O teto de gastos será a principal restrição fiscal em 2022, destaca a Instituição Fiscal Independente (IFI), vinculada ao Senado, no Relatório de Acompanhamento Fiscal (RAF) de setembro, divulgado nesta quarta-feira. A inflação e os precatórios (dívidas judiciais) são os fatores que pesam contra o cumprimento da regra, observa.
“Até meados deste ano, as perspectivas eram favoráveis ao cumprimento da regra, mas a resiliência da inflação e o crescimento atípico dos gastos com sentenças judiciais e precatórios reverteram rapidamente as expectativas”, diz o documento.
O Projeto de Lei Orçamentária Anual (PLOA) de 2022 foi enviado ao Congresso no fim de agosto sem uma solução para a questão dos precatórios. O valor a ser pago pelo governo com precatórios no ano que vem é de R$ 89,1 bilhões, o que comprime ainda mais o espaço para outras despesas.
A IFI analisa as medidas em discussão para lidar com o problema, como o parcelamento dos pagamentos e a retirada dessas despesas do teto de gastos, e conclui que qualquer uma dessas soluções, mesmo incorporada na Constituição, “não anularia os efeitos negativos sobre as expectativas dos agentes econômicos e, consequentemente, sobre a taxa de câmbio, a inflação e os juros”.
Nas contas da instituição, seria possível cumprir o teto de gastos no ano que vem com despesas discricionárias em R$ 104 bilhões e o pagamento integral dos precatórios. Sobrariam ainda R$ 14 bilhões para expandir o Bolsa Família ou seu substituto, o Auxílio Brasil.
“O quadro seria de risco moderado de rompimento do teto, na classificação da IFI, mas muito próximo de saltar a elevado”, já que o nível mínimo de despesas discricionárias para a máquina pública não paralisar (shutdown) é estimado em R$ 103 bilhões.
O documento afirma ainda que, com Índice Nacional de Preços ao Consumidor Amplo (IPCA) de 8% e Índice Nacional de Preços ao Consumidor (INPC) de 8,3% em 2021, a folga inicial no teto de gastos seria de R$ 17,2 bilhões em 2022.
Se o IPCA e o INPC ficarem em 9% e 9,3%, respectivamente, esse espaço cairia para R$ 4,9 bilhões.
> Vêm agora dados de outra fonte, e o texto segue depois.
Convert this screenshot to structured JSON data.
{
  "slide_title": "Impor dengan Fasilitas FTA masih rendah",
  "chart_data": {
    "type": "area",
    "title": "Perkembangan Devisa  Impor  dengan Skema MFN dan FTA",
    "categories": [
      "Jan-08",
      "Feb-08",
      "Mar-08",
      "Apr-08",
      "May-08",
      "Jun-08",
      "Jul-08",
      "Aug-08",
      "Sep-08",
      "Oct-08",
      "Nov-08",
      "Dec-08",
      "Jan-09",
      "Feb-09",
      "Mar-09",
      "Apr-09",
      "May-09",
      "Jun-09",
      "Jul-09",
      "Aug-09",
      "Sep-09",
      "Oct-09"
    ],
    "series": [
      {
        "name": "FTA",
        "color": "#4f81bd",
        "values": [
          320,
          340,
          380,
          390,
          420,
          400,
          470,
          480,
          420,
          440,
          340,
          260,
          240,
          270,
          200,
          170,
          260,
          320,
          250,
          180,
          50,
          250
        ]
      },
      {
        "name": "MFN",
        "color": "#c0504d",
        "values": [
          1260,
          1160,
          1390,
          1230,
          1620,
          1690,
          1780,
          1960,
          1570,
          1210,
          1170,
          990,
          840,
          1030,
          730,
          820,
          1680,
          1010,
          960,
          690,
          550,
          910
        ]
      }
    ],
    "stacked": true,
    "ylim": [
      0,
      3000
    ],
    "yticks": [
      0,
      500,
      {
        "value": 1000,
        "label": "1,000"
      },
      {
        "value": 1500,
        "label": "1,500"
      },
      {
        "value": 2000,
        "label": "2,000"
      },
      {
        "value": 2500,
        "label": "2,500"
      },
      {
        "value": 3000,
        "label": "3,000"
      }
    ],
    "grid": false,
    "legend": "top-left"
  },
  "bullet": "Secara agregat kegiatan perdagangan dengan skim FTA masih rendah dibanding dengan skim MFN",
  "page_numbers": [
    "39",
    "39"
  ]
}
Neste caso, o Bolsa Família só poderia ser ampliado em pouco menos de R$ 2 bilhões.
A IFI destaca que o quadro fiscal é desafiador: “O risco fiscal, particularmente, materializa-se nas tentativas de mudar a Constituição para ampliar espaço orçamentário em ano de eleições gerais e no avanço da reforma do Imposto de Renda, cujo efeito seria negativo ao erário.” Além disse, há apreensão quanto à contratação de gastos permanentes com base em aumentos cíclicos de receita.
O balanço de riscos contempla fatores como o aprofundamento da crise hídrica e energética, a alta dos juros, o quadro ainda grave da pandemia e o avanço de uma agenda de reformas que pode piorar o sistema tributário e turvar as regras fiscais. “Há ainda o risco político-institucional, mais difícil de precificar nos cenários preditivos.”
Projeções
O Produto Interno Bruto (PIB) brasileiro deve crescer 4,94% em 2021 e 1,67% em 2022, projeta a IFI no relatório. O PCA deve acumular alta de 8% neste ano, caindo para 3,90% no ano que vem.
“O quadro de baixo crescimento aparentemente contratado para o segundo semestre e a pressão inflacionária corrente mais generalizada (que se traduz em maior inércia para o próximo ano) estão promovendo uma nova rodada de revisões nas expectativas de mercado para o desempenho do PIB e do IPCA em 2021 e 2022”, diz a IFI.
Para a instituição, a piora do risco fiscal e a “intensificação do risco político associados à estabilidade das instituições democráticas” geram incerteza adicional à trajetória prospectiva da inflação e do PIB.
O documento destaca que a probabilidade de estagnação é alta na segunda metade do ano. “A IFI mantinha uma projeção de 4,2% para o PIB de 2021, já com viés de alta desde o RAF de agosto, e passou a 4,9% agora, mas em um contexto de piora evidente do quadro prospectivo. Isto é, a revisão seria maior, não fosse o novo futuro que se desenha.”